As past work revealed, washing rat livers with a type of detergent can strip away the rodent-specific tissues, leaving behind a translucent liver framework. This not only provides structure, but also the signals for tissue maintenance and development, explains Shay Soker of the Wake Forest School of Medicine, who was not involved in the latest study but has conducted similar work growing human livers in an animal framework.

“That’s the beauty of this work compared with other work that’s been published, where it’s really a scaffold-free or matrix-free system,” he says.

The researchers infused their tweaked liver cells into the transparent structure, along with other cell types present in human livers, such as immune system cells called macrophages and tissue-supporting cells called fibroblasts. In about three to four days, the mini-liver started to take shape.

Finally, with a drop of the drug to suppress SIRT1 activity, the researchers introduced the disease, and in just 24 hours or so, the liver started growing fatty.

“You could actually see the disease coming in” Soto-Gutierrez says.

Tiny livers and big hopes

The finished mini-livers are remarkably similar to diseased human livers, including the array of fats that collected in each.
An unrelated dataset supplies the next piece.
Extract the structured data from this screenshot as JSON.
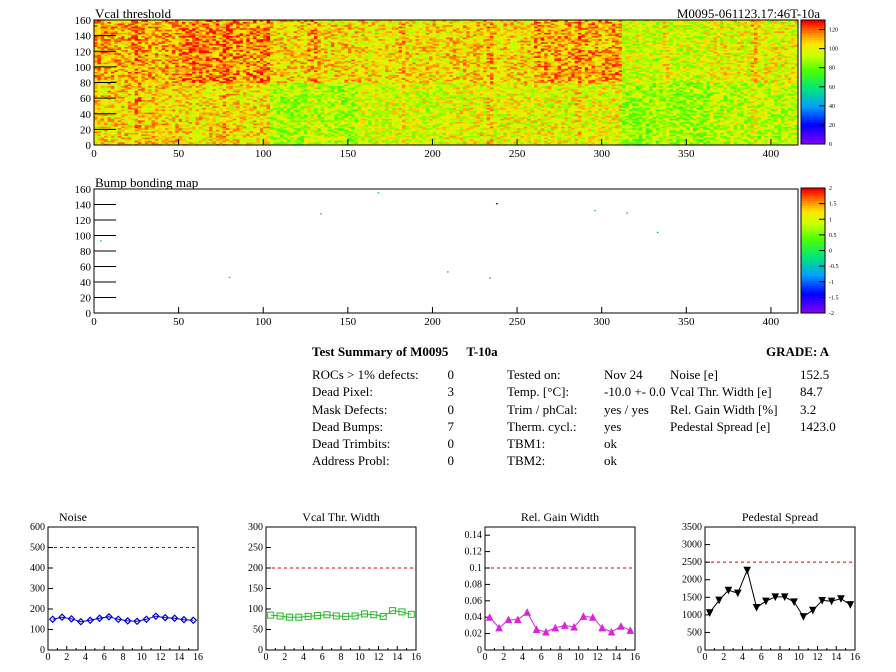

But even more exciting, Soto-Gutierrez says, was the comparable function: The mini-livers had 41 of the 50 metabolic pathways also found in a diseased human liver.

“That makes me think we can really mimic diseases and functions in vitro with the stem cells and mini-livers,” Soto-Gutierrez says.

The researchers hope their work will help tackle one of the biggest issues with non-alcoholic fatty liver disease: early identification. Right now, diagnosis requires a biopsy, which is an invasive procedure and is not casually undertaken. By studying the disease’s progress in the mini-liver, researchers may be able to find more easily testable markers.

The system is not perfect; for instance, liver disease is more complex than tamping down expression of a single gene, Soto-Gutierrez acknowledges. It's also still unclear if liver cells grown in the lab function precisely like those in a person, a challenge for all lab-grown human livers, Segal adds.

"It’s still very difficult to replicate an exact in vivo human liver environment," he says.

But the latest work offers hope for future study of many diseases—as well as for one day growing full-size human livers in the lab for organ transplant. Currently, most organ recipients must take drugs to prevent their own bodies from rejecting foreign tissue. But if doctors could grow organs in the lab using a patient’s own cells, that could eliminate that life-long requirement.

While this technology remains many years away from reality, Soto-Gutierrez is excited about what comes next. He plans on testing the effects of controlling more genes and crafting even more complex systems to study disease.